Electrostatic Affinities and Binding Kinetics among $\alpha_2\textrm{I}$ Integrin Domains, Divalent Cations and 21-mer Collagen Fragment

TL;DR

This study combines simulations and experimental data to analyze electrostatic interactions and binding kinetics between integrin domains, collagen fragments, and divalent cations, revealing the role of electrostatics and metal ions in binding affinity.

Contribution

It introduces atomistic Brownian dynamics simulations to accurately reproduce binding kinetics influenced by divalent cations, highlighting electrostatic complementarity in integrin-collagen interactions.

Findings

Simulation results match experimental binding rates.

Electrostatic affinity correlates with metal ion presence.

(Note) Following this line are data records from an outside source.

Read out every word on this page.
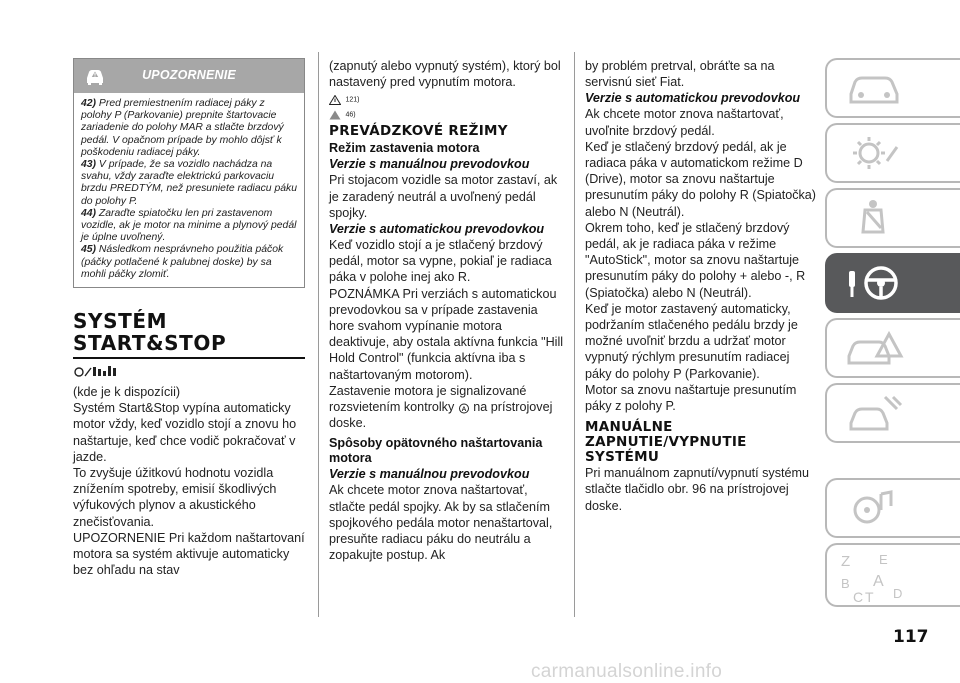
UPOZORNENIE

42) Pred premiestnením radiacej páky z polohy P (Parkovanie) prepnite štartovacie zariadenie do polohy MAR a stlačte brzdový pedál. V opačnom prípade by mohlo dôjsť k poškodeniu radiacej páky.

43) V prípade, že sa vozidlo nachádza na svahu, vždy zaraďte elektrickú parkovaciu brzdu PREDTÝM, než presuniete radiacu páku do polohy P.

44) Zaraďte spiatočku len pri zastavenom vozidle, ak je motor na minime a plynový pedál je úplne uvoľnený.

45) Následkom nesprávneho použitia páčok (páčky potlačené k palubnej doske) by sa mohli páčky zlomiť.

SYSTÉM
START&STOP

(kde je k dispozícii)

Systém Start&Stop vypína automaticky motor vždy, keď vozidlo stojí a znovu ho naštartuje, keď chce vodič pokračovať v jazde.

To zvyšuje úžitkovú hodnotu vozidla znížením spotreby, emisií škodlivých výfukových plynov a akustického znečisťovania.

UPOZORNENIE Pri každom naštartovaní motora sa systém aktivuje automaticky bez ohľadu na stav

(zapnutý alebo vypnutý systém), ktorý bol nastavený pred vypnutím motora.
121)
46)
PREVÁDZKOVÉ REŽIMY
Režim zastavenia motora
Verzie s manuálnou prevodovkou
Pri stojacom vozidle sa motor zastaví, ak je zaradený neutrál a uvoľnený pedál spojky.
Verzie s automatickou prevodovkou
Keď vozidlo stojí a je stlačený brzdový pedál, motor sa vypne, pokiaľ je radiaca páka v polohe inej ako R.
POZNÁMKA Pri verziách s automatickou prevodovkou sa v prípade zastavenia hore svahom vypínanie motora deaktivuje, aby ostala aktívna funkcia "Hill Hold Control" (funkcia aktívna iba s naštartovaným motorom).
Zastavenie motora je signalizované rozsvietením kontrolky A na prístrojovej doske.
Spôsoby opätovného naštartovania motora
Verzie s manuálnou prevodovkou
Ak chcete motor znova naštartovať, stlačte pedál spojky. Ak by sa stlačením spojkového pedála motor nenaštartoval, presuňte radiacu páku do neutrálu a zopakujte postup. Ak
by problém pretrval, obráťte sa na servisnú sieť Fiat.
Verzie s automatickou prevodovkou
Ak chcete motor znova naštartovať, uvoľnite brzdový pedál.
Keď je stlačený brzdový pedál, ak je radiaca páka v automatickom režime D (Drive), motor sa znovu naštartuje presunutím páky do polohy R (Spiatočka) alebo N (Neutrál).
Okrem toho, keď je stlačený brzdový pedál, ak je radiaca páka v režime "AutoStick", motor sa znovu naštartuje presunutím páky do polohy + alebo -, R (Spiatočka) alebo N (Neutrál).
Keď je motor zastavený automaticky, podržaním stlačeného pedálu brzdy je možné uvoľniť brzdu a udržať motor vypnutý rýchlym presunutím radiacej páky do polohy P (Parkovanie).
Motor sa znovu naštartuje presunutím páky z polohy P.
MANUÁLNE
ZAPNUTIE/VYPNUTIE
SYSTÉMU
Pri manuálnom zapnutí/vypnutí systému stlačte tlačidlo obr. 96 na prístrojovej doske.
Z E
B A
C T D
117
carmanualsonline.info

Divalent cations enhance electrostatic complementarity.

Abstract

This paper compares simulation results and experimental published data concerning the interaction between $\alpha_2\beta_1$ integrin and collagen.This phenomenon is characterized by a competition among steric, reciprocal orientation constraints of the two structures and long range electrostatic force. The published experimental results shown that the $\textrm{k}_{\textrm{on}}$ rate, for the 42-mer collagen fragment and the $\alpha_2\textrm{I}$ integrin domain complex, ranges in order of magnitude from $10^4-10^5$ M$^{-1}$s$^{-1}$. This is the lower bound of the interval defined by the diffusion limited regime and the orientational constraint. The electrostatic affinity between 21-mer collagen fragment and the $\alpha_2\textrm{I}$ integrin domain due to the divalent cations ($\textrm{Mg}^{2+}$, $\textrm{Co}^{2+}$, $\textrm{Mn}^{2+}$ and $\textrm{Ca}^{2+}$) has been expressed in terms of the Pearson correlation coefficient between the electrostatic desolvation potential of the ligand and the electrostatic interaction potential of the receptor. The obtained values of the Pearson coefficient clearly reveals the complementarity between the $\alpha_2\textrm{I}$ integrin domain and 21-mer collagen in the metal ion dependent site. Atomistic Brownian dynamics simulations applied in the diffusion limited regime, correctly reproduce the binding kinetics, of the $\alpha_2\textrm{I}$ integrin domain and the 21-mer collagen in presence of $\textrm{Mg}^{2+}$, $\textrm{Co}^{2+}$ and $\textrm{Mn}^{2+}$, according to published experimental data.